GAYS MILLS - It was 1946. That was the year my Dad, Ryland Gibbs, bought the IGA (Independent Grocers’ Association) store in Gays Mills.
Dad had attended the University of Wisconsin at Madison for three years as a business major. He then joined the Army Air Force and served most of his hitch at Truax Field in Madison.
Eventually, he was sent to Europe and got to England just in time for V-E Day. Then, he was on a ship headed for the Pacific Theater when Japan surrendered. I used to tell him that they heard he was coming and decided to put up the white flag.
He was mustered out of the service in California after the war and was anxious to get into some kind of business back in Wisconsin. He looked at a store in Readstown and heard, on the way back to Barnum, that the Gays Mills store was for sale. And, very soon, he was the proprietor of Gibbs IGA.
There were two grocery stores in Gays Mills at the time, the IGA and Haggerty’s. The town was enjoying some kind of an economic and cultural peak at the time and offered a bustling market-town atmosphere to residents from a wide area.
When people went to town, they could find most of what they needed right in Gays Mills: groceries, a drug store, doctors, used cars, farm machinery, lumber and hardware, appliances, a locker plant, clothing, restaurants, taverns and a movie theater. Especially on weekends, it was hard to find a place to park in our picturesque river town.
The picture above shows Dad at the cash register helping two housewives check out with their purchases.
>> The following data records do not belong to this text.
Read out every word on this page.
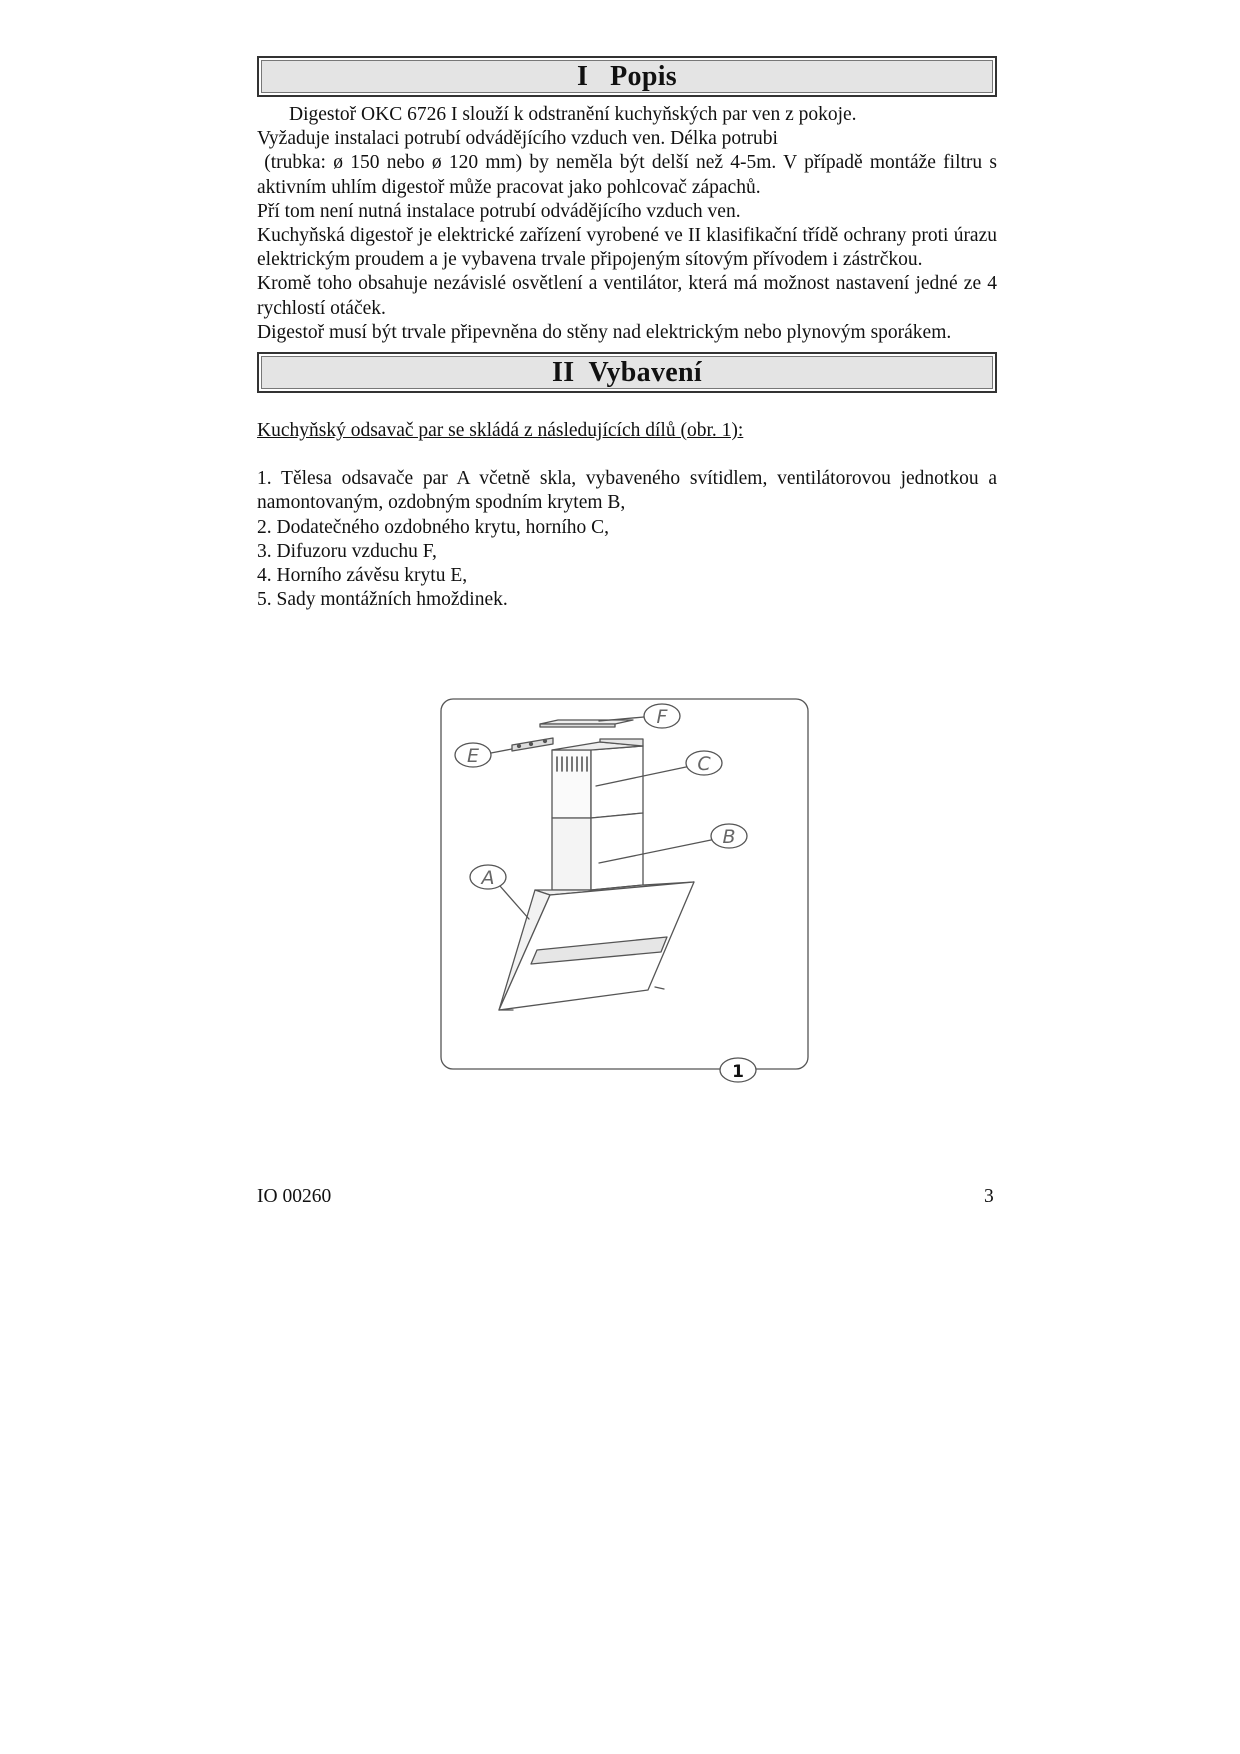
I   Popis

Digestoř OKC 6726 I slouží k odstranění kuchyňských par ven z pokoje.

Vyžaduje instalaci potrubí odvádějícího vzduch ven. Délka potrubi

(trubka: ø 150 nebo ø 120 mm) by neměla být delší než 4-5m. V případě montáže filtru s aktivním uhlím digestoř může pracovat jako pohlcovač zápachů.

Pří tom není nutná instalace potrubí odvádějícího vzduch ven.

Kuchyňská digestoř je elektrické zařízení vyrobené ve II klasifikační třídě ochrany proti úrazu elektrickým proudem a je vybavena trvale připojeným sítovým přívodem i zástrčkou.

Kromě toho obsahuje nezávislé osvětlení a ventilátor, která má možnost nastavení jedné ze 4 rychlostí otáček.

Digestoř musí být trvale připevněna do stěny nad elektrickým nebo plynovým sporákem.

II  Vybavení

Kuchyňský odsavač par se skládá z následujících dílů (obr. 1):

1. Tělesa odsavače par A včetně skla, vybaveného svítidlem, ventilátorovou jednotkou a namontovaným, ozdobným spodním krytem B,
2. Dodatečného ozdobného krytu, horního C,
3. Difuzoru vzduchu F,
4. Horního závěsu krytu E,
5. Sady montážních hmoždinek.
F
E	C
B
A
1
IO 00260	3
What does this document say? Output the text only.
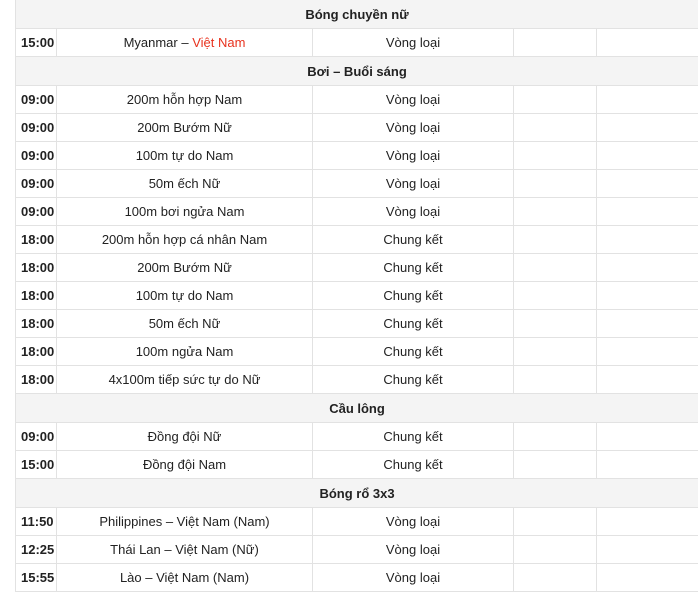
Bóng chuyền nữ				
15:00	Myanmar – Việt Nam	Vòng loại		
Bơi – Buổi sáng				
09:00	200m hỗn hợp Nam	Vòng loại		
09:00	200m Bướm Nữ	Vòng loại		
09:00	100m tự do Nam	Vòng loại		
09:00	50m ếch Nữ	Vòng loại		
09:00	100m bơi ngửa Nam	Vòng loại		
18:00	200m hỗn hợp cá nhân Nam	Chung kết		
18:00	200m Bướm Nữ	Chung kết		
18:00	100m tự do Nam	Chung kết		
18:00	50m ếch Nữ	Chung kết		
18:00	100m ngửa Nam	Chung kết		
18:00	4x100m tiếp sức tự do Nữ	Chung kết		
Cầu lông				
09:00	Đồng đội Nữ	Chung kết		
15:00	Đồng đội Nam	Chung kết		
Bóng rổ 3x3				
11:50	Philippines – Việt Nam (Nam)	Vòng loại		
12:25	Thái Lan – Việt Nam (Nữ)	Vòng loại		
15:55	Lào – Việt Nam (Nam)	Vòng loại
Sheeny Halverson, the meat man, watches. The store looks pretty simple by today’s standards. Plain shelves stocked with the basics, a meat locker and counter toward the back, one place to check out. But it was a hub of activity, as Dad strove to attract and serve his customers. His slogan was ‘Gather at Gibbs’ and Dad was a busy man.
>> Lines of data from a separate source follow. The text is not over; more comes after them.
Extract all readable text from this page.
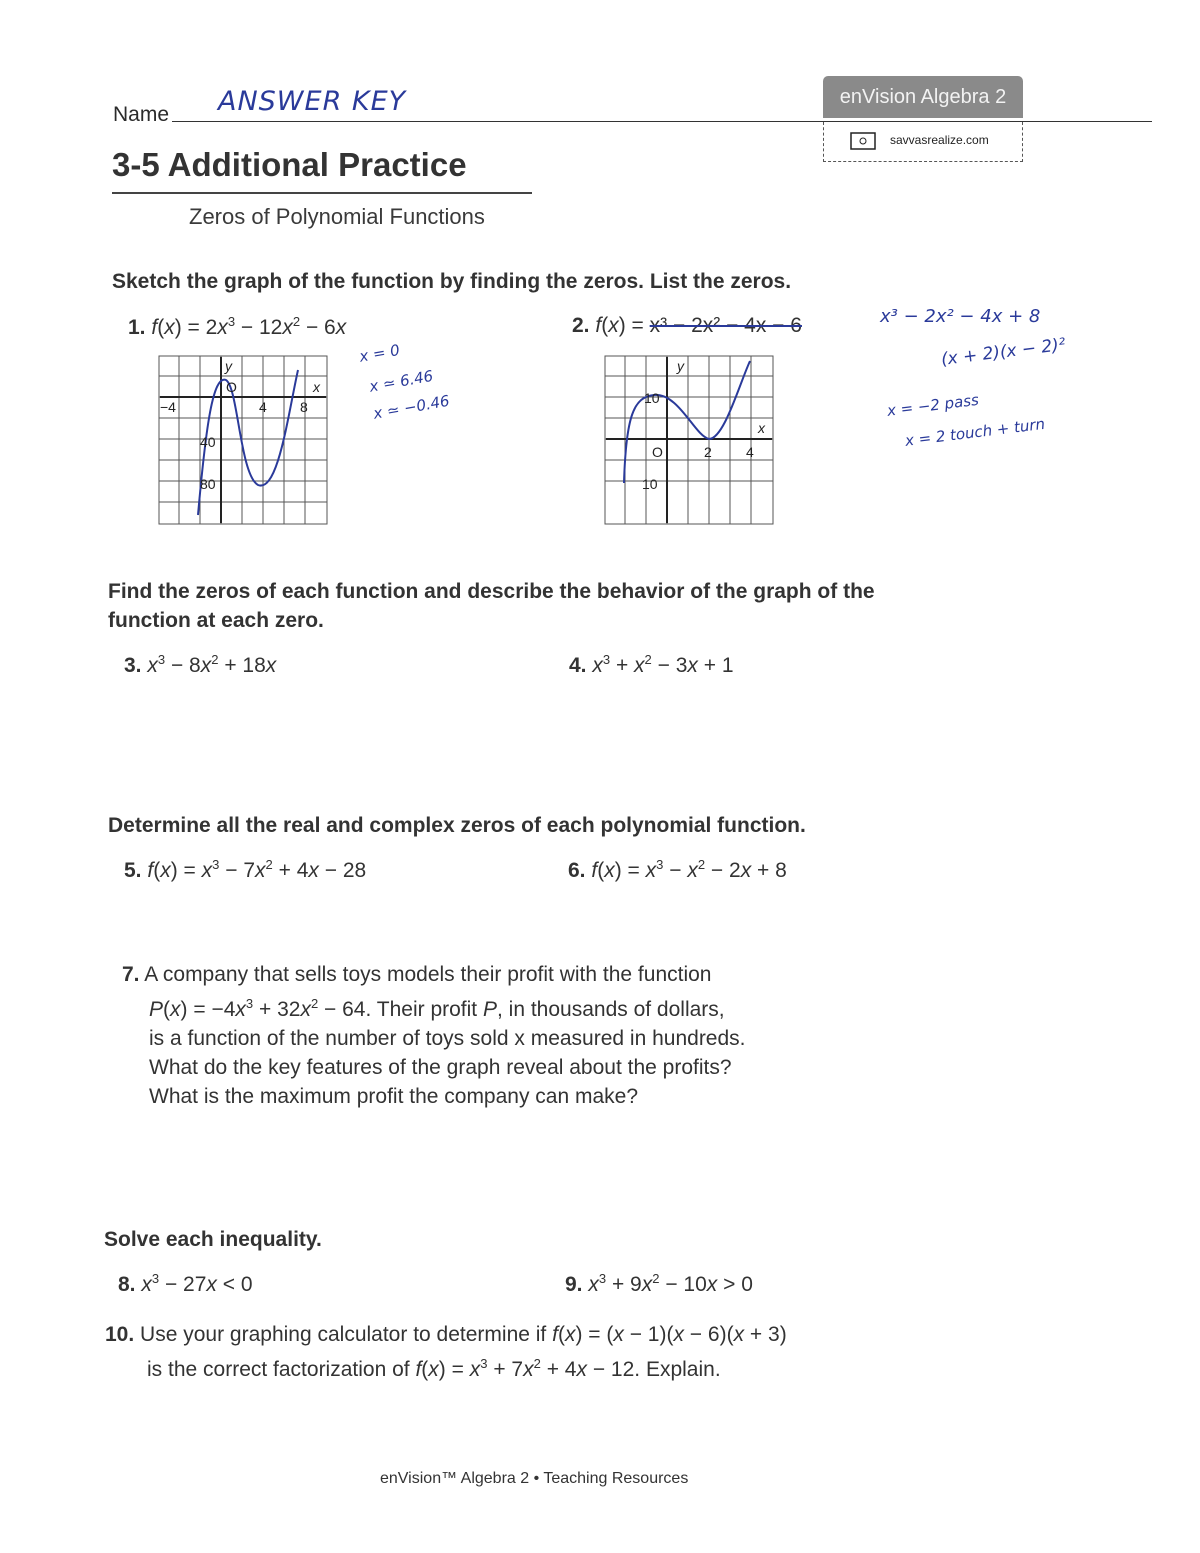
Name ANSWER KEY	enVision Algebra 2
savvasrealize.com
3-5 Additional Practice
Zeros of Polynomial Functions
Sketch the graph of the function by finding the zeros. List the zeros.
1. $f(x) = 2x^3 - 12x^2 - 6x$
y
O	x
−4	4 8
40
80
x = 0
x ≃ 6.46
x ≃ −0.46
2. f(x) = x³ − 2x² − 4x − 6
y
O
x
2 4
10
10
x³ − 2x² − 4x + 8
(x + 2)(x − 2)²
x = −2 pass
x = 2 touch + turn
Find the zeros of each function and describe the behavior of the graph of the
function at each zero.
3. $x^3 - 8x^2 + 18x$	4. $x^3 + x^2 - 3x + 1$
Determine all the real and complex zeros of each polynomial function.
5. $f(x) = x^3 - 7x^2 + 4x - 28$	6. $f(x) = x^3 - x^2 - 2x + 8$
7. A company that sells toys models their profit with the function
$P(x) = -4x^3 + 32x^2 - 64$. Their profit P, in thousands of dollars,
is a function of the number of toys sold x measured in hundreds.
What do the key features of the graph reveal about the profits?
What is the maximum profit the company can make?
Solve each inequality.
8. $x^3 - 27x < 0$	9. $x^3 + 9x^2 - 10x > 0$
10. Use your graphing calculator to determine if f(x) = (x − 1)(x − 6)(x + 3)
is the correct factorization of $f(x) = x^3 + 7x^2 + 4x - 12$. Explain.
enVision™ Algebra 2 • Teaching Resources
Some of my earliest childhood memories are of the store. It was only two blocks from home and I wasn’t old enough to be in school, so I gravitated to Gibbs IGA. Dad involved me as much as he could. I clearly remember him showing me how to take potatoes from a 50- or 100-pound burlap bag and put them into paper sacks “up to this level,” making a mark on the paper.
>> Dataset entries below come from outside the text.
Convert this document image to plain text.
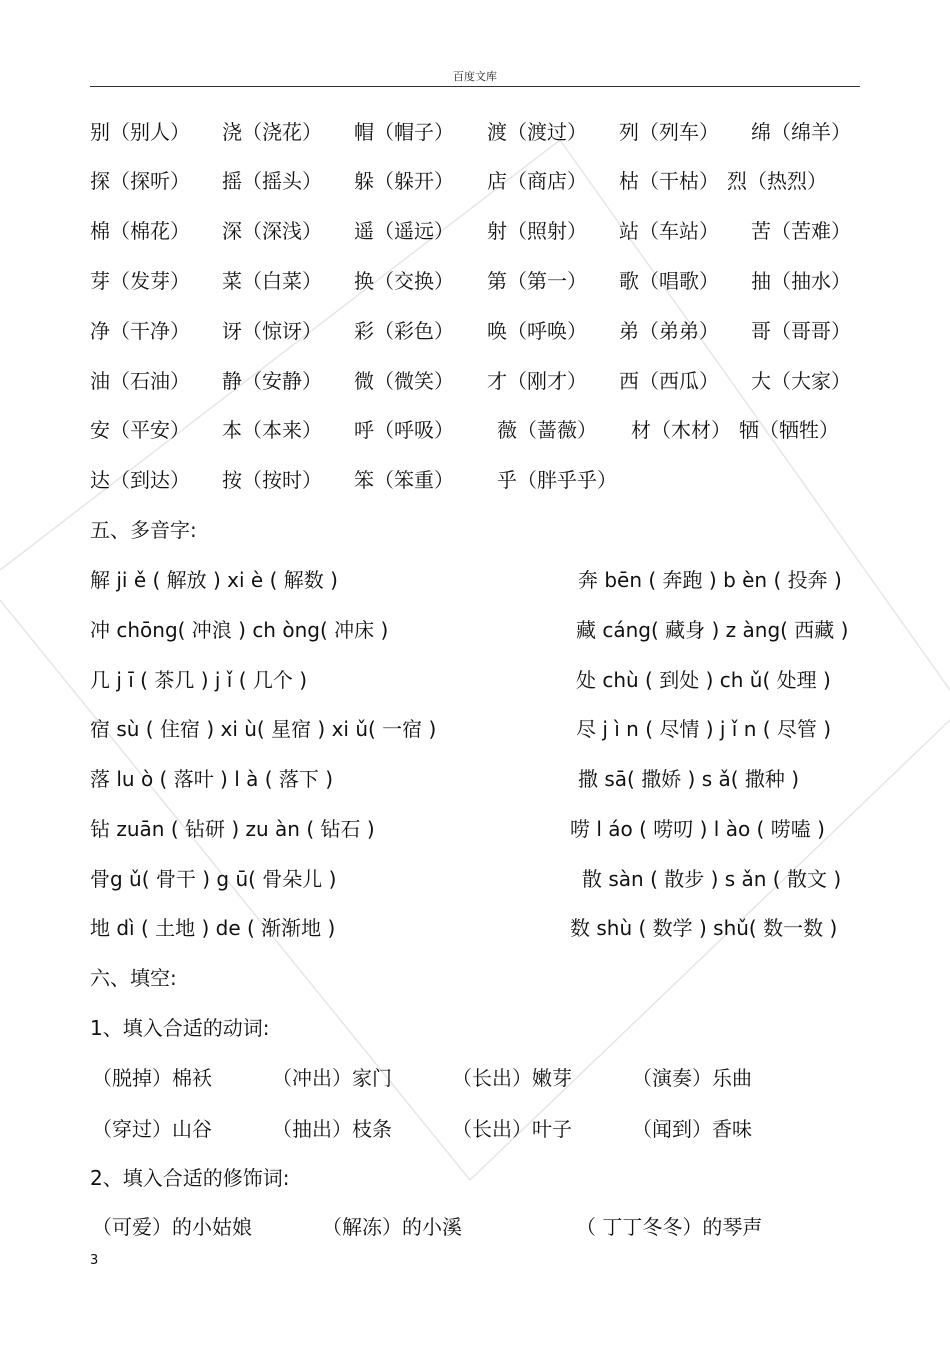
百度文库
别（别人） 浇（浇花） 帽（帽子） 渡（渡过） 列（列车） 绵（绵羊）
探（探听） 摇（摇头） 躲（躲开） 店（商店） 枯（干枯） 烈（热烈）
棉（棉花） 深（深浅） 遥（遥远） 射（照射） 站（车站） 苦（苦难）
芽（发芽） 菜（白菜） 换（交换） 第（第一） 歌（唱歌） 抽（抽水）
净（干净） 讶（惊讶） 彩（彩色） 唤（呼唤） 弟（弟弟） 哥（哥哥）
油（石油） 静（安静） 微（微笑） 才（刚才） 西（西瓜） 大（大家）
安（平安） 本（本来） 呼（呼吸） 薇（蔷薇） 材（木材） 牺（牺牲）
达（到达） 按（按时） 笨（笨重） 乎（胖乎乎）
五、多音字:
解 ji ě ( 解放 ) xi è ( 解数 )	奔 bēn ( 奔跑 ) b èn ( 投奔 )
冲 chōng( 冲浪 ) ch òng( 冲床 )	藏 cáng( 藏身 ) z àng( 西藏 )
几 j ī ( 茶几 ) j ǐ ( 几个 )	处 chù ( 到处 ) ch ǔ( 处理 )
宿 sù ( 住宿 ) xi ù( 星宿 ) xi ǔ( 一宿 )	尽 j ì n ( 尽情 ) j ǐ n ( 尽管 )
落 lu ò ( 落叶 ) l à ( 落下 )	撒 sā( 撒娇 ) s ǎ( 撒种 )
钻 zuān ( 钻研 ) zu àn ( 钻石 )	唠 l áo ( 唠叨 ) l ào ( 唠嗑 )
骨g ǔ( 骨干 ) g ū( 骨朵儿 )	散 sàn ( 散步 ) s ǎn ( 散文 )
地 dì ( 土地 ) de ( 渐渐地 )	数 shù ( 数学 ) shǔ( 数一数 )
六、填空:
1、填入合适的动词:
（脱掉）棉袄	（冲出）家门	（长出）嫩芽	（演奏）乐曲
（穿过）山谷	（抽出）枝条	（长出）叶子	（闻到）香味
2、填入合适的修饰词:
（可爱）的小姑娘	（解冻）的小溪	（ 丁丁冬冬）的琴声
3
I got to sprinkle the sweeping compound on the floor sometimes. I can still see and smell that magic pink, oily-damp, material as it went onto the floor. And, I can see screen door with the Sunbeam Bread logo on it as you entered the store.
The store seemed much bigger to me at the time than it appears in the photo, but I was much smaller then. There was always a rush on Friday and Saturday nights when the ‘show’ got out, across the street at the Kickapoo Theater. Dad stayed open until that rush was over and the store really buzzed with people.
Of course, the store was closed on Sundays, so people were stocking up as long as they were in town.
Dad sold the store to Herb Watson in 1951. We moved to California, where Dad bought a variety store; he still had that entrepreneurial bent. Watson ran the Watson’s IGA for several years and then sold it to Carl Zimpel. In the meantime the location of the store had changed to a bigger and more modern location across the street, where the International Harvester dealer had been located. Sherman Mickelson bought the store from Zimpel and, after the flood of 2008, relocated the store to its new site, high and dry, north of town.
I feel an affinity to The Marketplace, the establishment that Mickelson’s Market and Meats evolved into after the move.That store and I go way back.